Though smoking cessation is generally now a goal of mental health clinicians, there is a lack of empirical research showing successful strategies for accomplishing this goal. However, all studies have shown a reduction in smoking, though not necessarily elimination. Evidence has been found to support the use of sustained-release bupropion, nicotine replacement therapy, atypical antipsychotics, and cognitive-behavioral therapy. Better outcomes are seen when two or more cessation strategies are employed, as well as for patients using atypical antipsychotics rather than typical antipsychotics. There is also no evidence for an increase in positive symptoms or side effects following smoking cessation, while there is evidence for a decrease in negative symptoms.
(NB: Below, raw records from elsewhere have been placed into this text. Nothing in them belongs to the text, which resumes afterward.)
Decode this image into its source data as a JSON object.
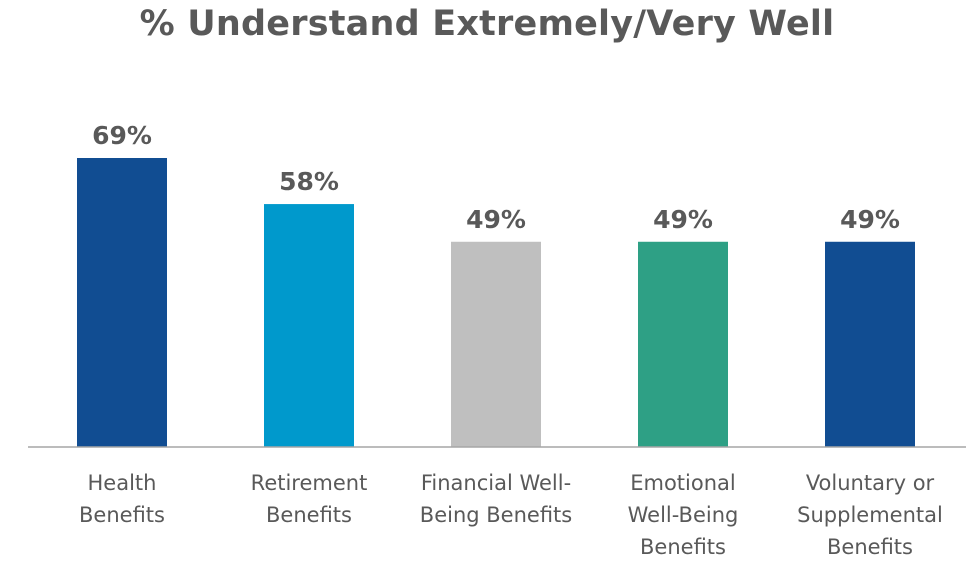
{
  "chart_data": {
    "type": "bar",
    "title": "% Understand Extremely/Very Well",
    "categories": [
      [
        "Health",
        "Benefits"
      ],
      [
        "Retirement",
        "Benefits"
      ],
      [
        "Financial Well-",
        "Being Benefits"
      ],
      [
        "Emotional",
        "Well-Being",
        "Benefits"
      ],
      [
        "Voluntary or",
        "Supplemental",
        "Benefits"
      ]
    ],
    "values": [
      69,
      58,
      49,
      49,
      49
    ],
    "value_labels": [
      "69%",
      "58%",
      "49%",
      "49%",
      "49%"
    ],
    "colors": [
      "#114d92",
      "#0099cc",
      "#bfbfbf",
      "#2ea085",
      "#114d92"
    ],
    "ylim": [
      0,
      69
    ],
    "xlabel": "",
    "ylabel": "",
    "grid": false,
    "legend": "none"
  }
}
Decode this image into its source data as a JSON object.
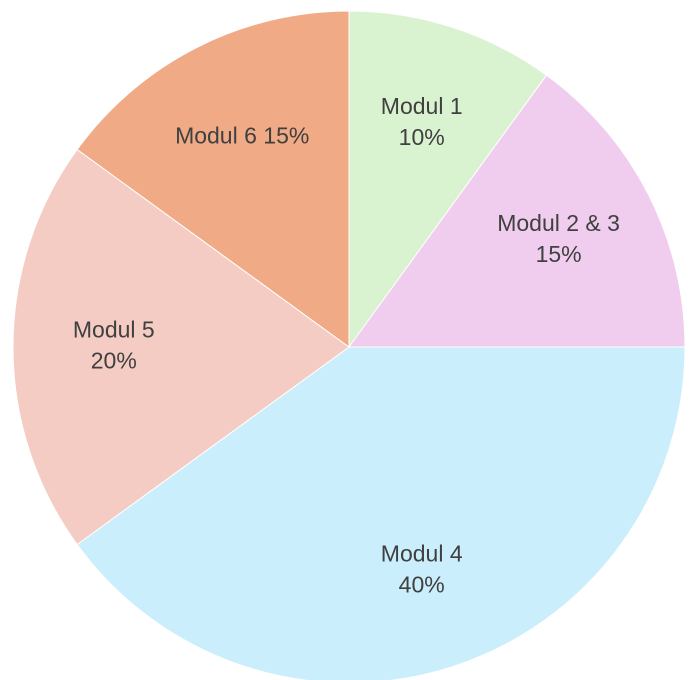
{
  "chart_data": {
    "type": "pie",
    "title": "",
    "start_angle_deg": 0,
    "direction": "clockwise",
    "slices": [
      {
        "name": "Modul 1",
        "value": 10,
        "label_lines": [
          "Modul 1",
          "10%"
        ],
        "color": "#d9f2d0"
      },
      {
        "name": "Modul 2 & 3",
        "value": 15,
        "label_lines": [
          "Modul 2 & 3",
          "15%"
        ],
        "color": "#f0cdee"
      },
      {
        "name": "Modul 4",
        "value": 40,
        "label_lines": [
          "Modul 4",
          "40%"
        ],
        "color": "#caeefb"
      },
      {
        "name": "Modul 5",
        "value": 20,
        "label_lines": [
          "Modul 5",
          "20%"
        ],
        "color": "#f5ccc4"
      },
      {
        "name": "Modul 6",
        "value": 15,
        "label_lines": [
          "Modul 6 15%"
        ],
        "color": "#f0aa86"
      }
    ]
  }
}
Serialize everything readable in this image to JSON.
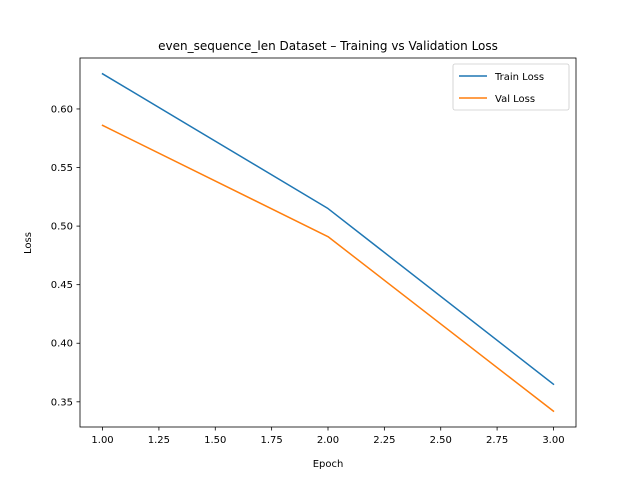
{
  "chart_data": {
    "type": "line",
    "title": "even_sequence_len Dataset – Training vs Validation Loss",
    "xlabel": "Epoch",
    "ylabel": "Loss",
    "xlim": [
      0.9,
      3.1
    ],
    "ylim": [
      0.3285,
      0.6435
    ],
    "xticks": [
      1.0,
      1.25,
      1.5,
      1.75,
      2.0,
      2.25,
      2.5,
      2.75,
      3.0
    ],
    "xtick_labels": [
      "1.00",
      "1.25",
      "1.50",
      "1.75",
      "2.00",
      "2.25",
      "2.50",
      "2.75",
      "3.00"
    ],
    "yticks": [
      0.35,
      0.4,
      0.45,
      0.5,
      0.55,
      0.6
    ],
    "ytick_labels": [
      "0.35",
      "0.40",
      "0.45",
      "0.50",
      "0.55",
      "0.60"
    ],
    "grid": false,
    "legend_position": "upper right",
    "x": [
      1,
      2,
      3
    ],
    "series": [
      {
        "name": "Train Loss",
        "color": "#1f77b4",
        "values": [
          0.63,
          0.515,
          0.365
        ]
      },
      {
        "name": "Val Loss",
        "color": "#ff7f0e",
        "values": [
          0.586,
          0.491,
          0.342
        ]
      }
    ]
  }
}
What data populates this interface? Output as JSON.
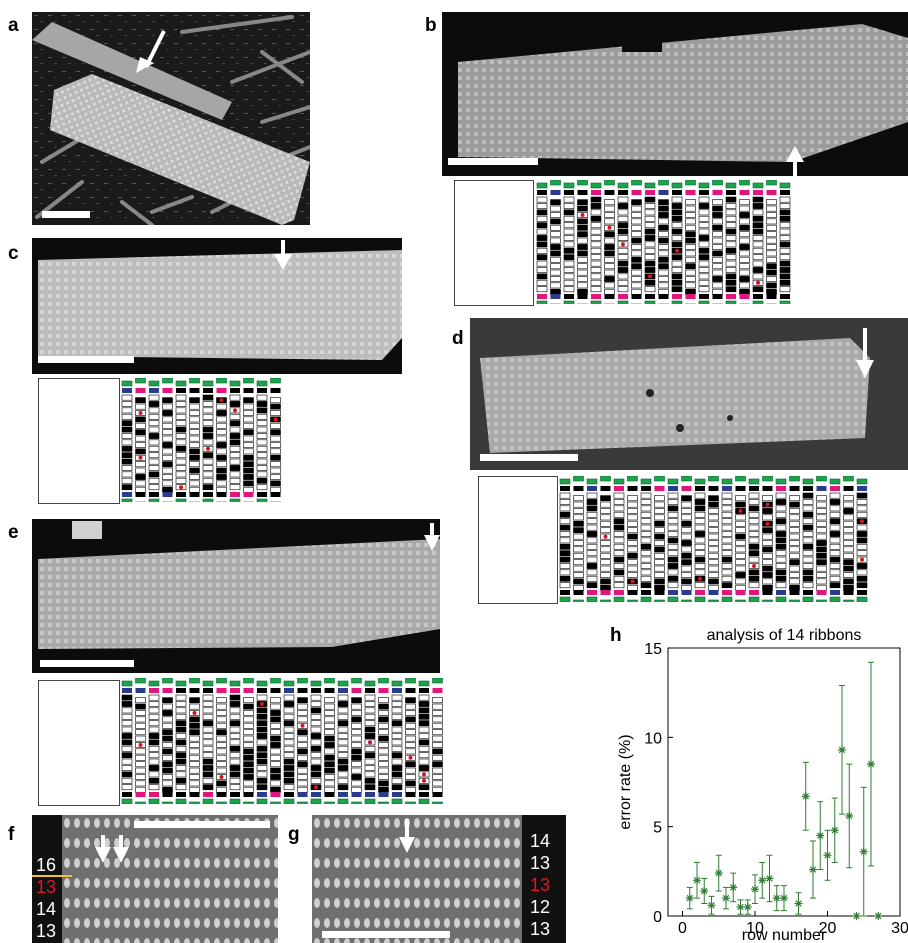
{
  "panels": {
    "a": "a",
    "b": "b",
    "c": "c",
    "d": "d",
    "e": "e",
    "f": "f",
    "g": "g",
    "h": "h"
  },
  "panel_f": {
    "row_labels": [
      "16",
      "13",
      "14",
      "13"
    ],
    "highlight_index": 1
  },
  "panel_g": {
    "row_labels": [
      "14",
      "13",
      "13",
      "12",
      "13"
    ],
    "highlight_index": 2
  },
  "colors": {
    "edge_green": "#1fa24a",
    "tile_black": "#000000",
    "tile_magenta": "#e3147a",
    "tile_blue": "#2a3a8c",
    "error_red": "#d9141e",
    "chart_green": "#2e7d32",
    "label_red": "#e3132b"
  },
  "chart_data": {
    "type": "scatter",
    "title": "analysis of 14 ribbons",
    "xlabel": "row number",
    "ylabel": "error rate (%)",
    "xlim": [
      -2,
      30
    ],
    "ylim": [
      0,
      15
    ],
    "xticks": [
      0,
      10,
      20,
      30
    ],
    "yticks": [
      0,
      5,
      10,
      15
    ],
    "marker": "asterisk",
    "color": "#2e7d32",
    "points": [
      {
        "x": 1,
        "y": 1.0,
        "err": 0.6
      },
      {
        "x": 2,
        "y": 2.0,
        "err": 1.0
      },
      {
        "x": 3,
        "y": 1.4,
        "err": 0.7
      },
      {
        "x": 4,
        "y": 0.6,
        "err": 0.5
      },
      {
        "x": 5,
        "y": 2.4,
        "err": 1.0
      },
      {
        "x": 6,
        "y": 1.0,
        "err": 0.6
      },
      {
        "x": 7,
        "y": 1.6,
        "err": 0.8
      },
      {
        "x": 8,
        "y": 0.5,
        "err": 0.4
      },
      {
        "x": 9,
        "y": 0.5,
        "err": 0.4
      },
      {
        "x": 10,
        "y": 1.5,
        "err": 0.8
      },
      {
        "x": 11,
        "y": 2.0,
        "err": 1.0
      },
      {
        "x": 12,
        "y": 2.1,
        "err": 1.3
      },
      {
        "x": 13,
        "y": 1.0,
        "err": 0.7
      },
      {
        "x": 14,
        "y": 1.0,
        "err": 0.7
      },
      {
        "x": 16,
        "y": 0.7,
        "err": 0.6
      },
      {
        "x": 17,
        "y": 6.7,
        "err": 1.9
      },
      {
        "x": 18,
        "y": 2.6,
        "err": 1.6
      },
      {
        "x": 19,
        "y": 4.5,
        "err": 1.9
      },
      {
        "x": 20,
        "y": 3.4,
        "err": 1.4
      },
      {
        "x": 21,
        "y": 4.8,
        "err": 1.8
      },
      {
        "x": 22,
        "y": 9.3,
        "err": 3.6
      },
      {
        "x": 23,
        "y": 5.6,
        "err": 2.9
      },
      {
        "x": 24,
        "y": 0.0,
        "err": 0.0
      },
      {
        "x": 25,
        "y": 3.6,
        "err": 3.6
      },
      {
        "x": 26,
        "y": 8.5,
        "err": 5.7
      },
      {
        "x": 27,
        "y": 0.0,
        "err": 0.0
      }
    ]
  }
}
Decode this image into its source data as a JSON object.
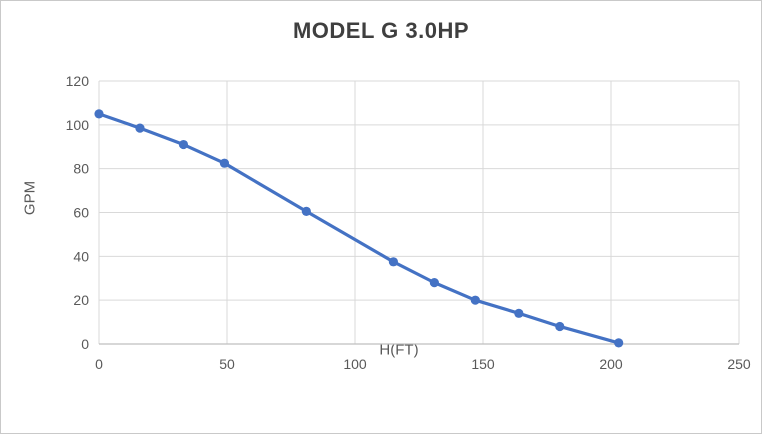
{
  "chart_data": {
    "type": "line",
    "title": "MODEL G 3.0HP",
    "xlabel": "H(FT)",
    "ylabel": "GPM",
    "x": [
      0,
      16,
      33,
      49,
      81,
      115,
      131,
      147,
      164,
      180,
      203
    ],
    "y": [
      105,
      98.5,
      91,
      82.5,
      60.5,
      37.5,
      28,
      20,
      14,
      8,
      0.5
    ],
    "xlim": [
      0,
      250
    ],
    "ylim": [
      0,
      120
    ],
    "xticks": [
      0,
      50,
      100,
      150,
      200,
      250
    ],
    "yticks": [
      0,
      20,
      40,
      60,
      80,
      100,
      120
    ],
    "grid": true,
    "legend": "none",
    "colors": {
      "line": "#4472c4",
      "marker": "#4472c4",
      "gridline": "#d9d9d9",
      "axis_line": "#bfbfbf",
      "tick_text": "#595959",
      "title_text": "#3f3f3f",
      "background": "#ffffff",
      "border": "#c9c9c9"
    }
  }
}
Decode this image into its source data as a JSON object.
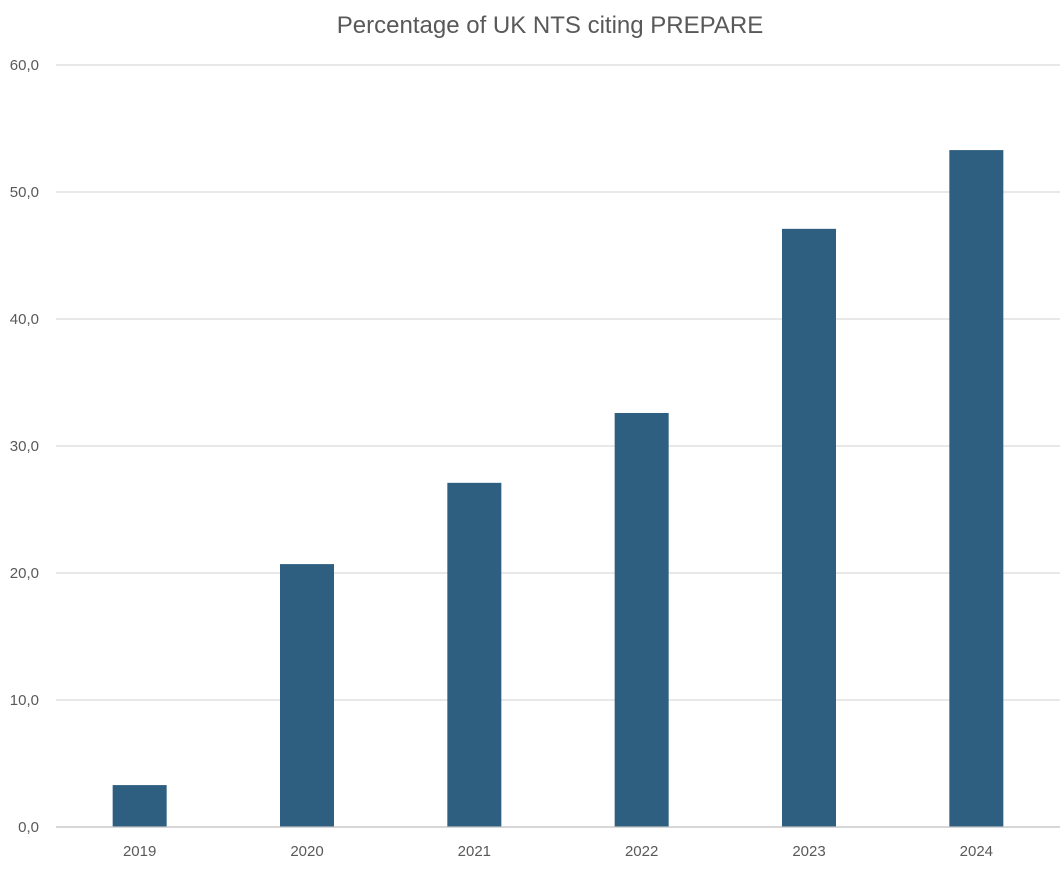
{
  "chart_data": {
    "type": "bar",
    "title": "Percentage of UK NTS citing PREPARE",
    "xlabel": "",
    "ylabel": "",
    "categories": [
      "2019",
      "2020",
      "2021",
      "2022",
      "2023",
      "2024"
    ],
    "values": [
      3.3,
      20.7,
      27.1,
      32.6,
      47.1,
      53.3
    ],
    "ylim": [
      0,
      60
    ],
    "yticks": [
      "0,0",
      "10,0",
      "20,0",
      "30,0",
      "40,0",
      "50,0",
      "60,0"
    ],
    "grid": true,
    "legend": "none",
    "colors": {
      "bar": "#2e5f80",
      "grid": "#d9d9d9",
      "axis": "#bfbfbf",
      "text": "#595959",
      "title": "#595959"
    }
  }
}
Besides smoking cessation, the prevalence of smoking among people with schizophrenia also calls for additional measures in evaluation by mental health providers. Researchers argue that providers should incorporate tobacco use assessment into everyday clinical practice, as well as continuing assessments of cardiovascular health through measures such as blood pressure and diagnostics such as electrocardiography. Additionally there are ethical and practical concerns if healthcare facilities prohibit smoking without providing alternatives, particularly since withdrawal can alter the presentation of symptoms and response to treatment and may confuse or even exacerbate symptoms. Clinicians should also be aware of the consequences that can result from a lack of cigarettes, such as aggression, prostitution, trafficking, and general disruption. These consequences indicate that providers may need to help patients obtain cigarettes and/or monitor usage, although this may result in ethical concerns as well.
Experimental drugs that agonize the α7 nicotinic acetylcholine receptors targeted by nicotine such as GTS-21 are of interest in treating schizophrenia.